Un décès confirmé à Paris
Kavinsky a été retrouvé mort à son domicile mardi 28 juillet 2026. Le parquet de Paris a confirmé l’information mercredi 29 juillet. De son vrai nom Vincent Belorgey, le musicien allait fêter ses 51 ans ce vendredi.
À ce stade, les éléments rendus publics s’arrêtent là. Pas de détail supplémentaire sur les circonstances dans les informations communiquées.
Le morceau qui l’a installé bien au-delà de l’électro
Si son nom ne parlait pas à tout le monde, Nightcall, lui, disait souvent quelque chose.

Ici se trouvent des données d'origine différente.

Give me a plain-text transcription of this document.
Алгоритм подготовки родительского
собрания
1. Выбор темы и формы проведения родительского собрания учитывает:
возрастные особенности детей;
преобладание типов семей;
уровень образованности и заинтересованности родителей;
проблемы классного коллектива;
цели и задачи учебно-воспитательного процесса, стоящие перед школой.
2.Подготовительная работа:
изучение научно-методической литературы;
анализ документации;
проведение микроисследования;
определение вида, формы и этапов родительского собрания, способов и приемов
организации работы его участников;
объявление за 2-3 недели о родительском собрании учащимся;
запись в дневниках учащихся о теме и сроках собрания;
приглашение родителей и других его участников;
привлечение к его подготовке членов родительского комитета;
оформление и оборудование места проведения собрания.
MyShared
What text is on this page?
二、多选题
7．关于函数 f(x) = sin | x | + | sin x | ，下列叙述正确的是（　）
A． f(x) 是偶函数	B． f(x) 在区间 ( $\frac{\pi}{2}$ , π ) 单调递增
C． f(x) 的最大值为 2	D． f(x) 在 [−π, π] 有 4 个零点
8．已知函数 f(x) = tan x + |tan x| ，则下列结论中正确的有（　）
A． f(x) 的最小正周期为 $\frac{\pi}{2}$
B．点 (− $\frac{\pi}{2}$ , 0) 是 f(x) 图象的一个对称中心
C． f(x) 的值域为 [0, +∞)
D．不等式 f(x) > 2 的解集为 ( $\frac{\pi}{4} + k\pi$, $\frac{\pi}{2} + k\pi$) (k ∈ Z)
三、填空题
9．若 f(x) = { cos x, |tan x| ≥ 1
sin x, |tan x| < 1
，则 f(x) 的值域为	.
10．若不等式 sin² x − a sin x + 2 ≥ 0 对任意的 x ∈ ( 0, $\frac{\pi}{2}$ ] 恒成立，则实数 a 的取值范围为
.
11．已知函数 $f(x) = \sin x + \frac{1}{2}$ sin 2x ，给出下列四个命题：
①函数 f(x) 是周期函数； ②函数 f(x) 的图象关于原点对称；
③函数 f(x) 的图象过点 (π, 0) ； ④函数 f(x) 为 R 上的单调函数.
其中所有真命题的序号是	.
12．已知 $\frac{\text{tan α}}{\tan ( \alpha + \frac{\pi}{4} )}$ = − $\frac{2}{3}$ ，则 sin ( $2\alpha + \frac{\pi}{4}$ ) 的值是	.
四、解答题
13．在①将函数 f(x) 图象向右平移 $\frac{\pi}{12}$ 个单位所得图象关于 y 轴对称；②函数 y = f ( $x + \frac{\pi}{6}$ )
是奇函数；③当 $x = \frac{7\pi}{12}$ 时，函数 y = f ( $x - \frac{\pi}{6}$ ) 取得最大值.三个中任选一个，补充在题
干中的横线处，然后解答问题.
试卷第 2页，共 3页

Le titre avait largement participé à sa notoriété après son utilisation dans le film Drive, sorti en 2011. C’est ce morceau qui a ancré Kavinsky dans une autre dimension, bien au-delà du cercle des amateurs d’électro.
Et il était revenu au centre de l’attention en 2024. Lors de la cérémonie de fermeture des Jeux olympiques de Paris, Angèle avait repris Nightcall, accompagnée par Kavinsky et le groupe français Phoenix. Une séquence très exposée, assez rare pour remettre un artiste de cette scène dans le flux de l’actualité généraliste.
Deux albums et une identité sonore reconnue
Kavinsky avait sorti deux albums, OutRun en 2013 puis Reborn en 2022. Son univers, très marqué par les sons électroniques, lui avait construit une place identifiable dans le paysage français.
Son style a souvent été rapproché de celui de Daft Punk. La comparaison dit surtout une chose, il faisait partie de ces artistes capables d’imposer une signature sonore nette, sans multiplier les sorties.
Un parcours élargi au cinéma et aux distinctions
La musique n’était pas son seul terrain. Vincent Belorgey avait aussi joué au cinéma, notamment dans Steak de Quentin Dupieux.
En 2025, il avait été fait chevalier de l’ordre des Arts et des Lettres. Un détail institutionnel, oui, mais qui éclaire aussi sa trajectoire, celle d’un artiste passé du statut de figure de l’électro à celui de nom installé dans la culture française.